The buzz of conversation filled the air as did the arrival of coaches outside.
The ballroom was already beginning to fill.
Soon Lady Hortense would be here.
“You look flushed, my dear! Are you ill?”
He spotted his mother, who was coming out of another room, no doubt where she’d been having tea with the Dowager Duchess of Rivers.
They had arrived early, as, so it seemed, had several other select guests.
Something was odd. Rivers seemed to be up to something. Rivers was always up to something. It was the nature of the man.
“It was particularly hot in the other room,” he lied quickly.
His mother frowned, her beautiful but usually immovable face concerned as her lace-edged gown fluttered before she stopped before him. “Are you certain, my dear? You look almost disturbed.”
“I am not disturbed at all,” he said, more to convince himself than her. “Everything is fine. Lady Hortense is prepared to dance with me?” he asked, needing to hear the affirmation.
The concern faded from her face and her silver-streaked red curls bounced under the weight of her emeralds.
“Oh, yes. Her mother has arranged it. You will dance the first minuet with her.” His mother clapped her hands together, her jewels dripping from her wrists.

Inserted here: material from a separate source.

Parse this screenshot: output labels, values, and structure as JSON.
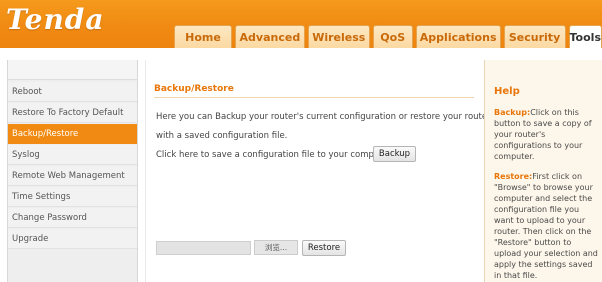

“It will be perfection. Lady Hortense has been practicing all week, and then you may ask her to dance a second dance, and that will let the young lady know that you are genuinely interested. Of course, society will begin to speculate. It will be exactly as it should be.”
Exactly as it should be.
That should have been the family motto.
His mother was good at arranging perfection.
His entire life had been perfect. Well, he had made it so too. Lady Hortense would be perfect—perfect for him and perfect for his dukedom.
And yet… His thoughts trailed to bright cheeks and ankles covered in embroidered silk stockings.
No, he would not let himself think and yet. There were thoughts about a delicious bonbon of a girl, who loved to dance to Mozart and talk in a way that should not be allowed.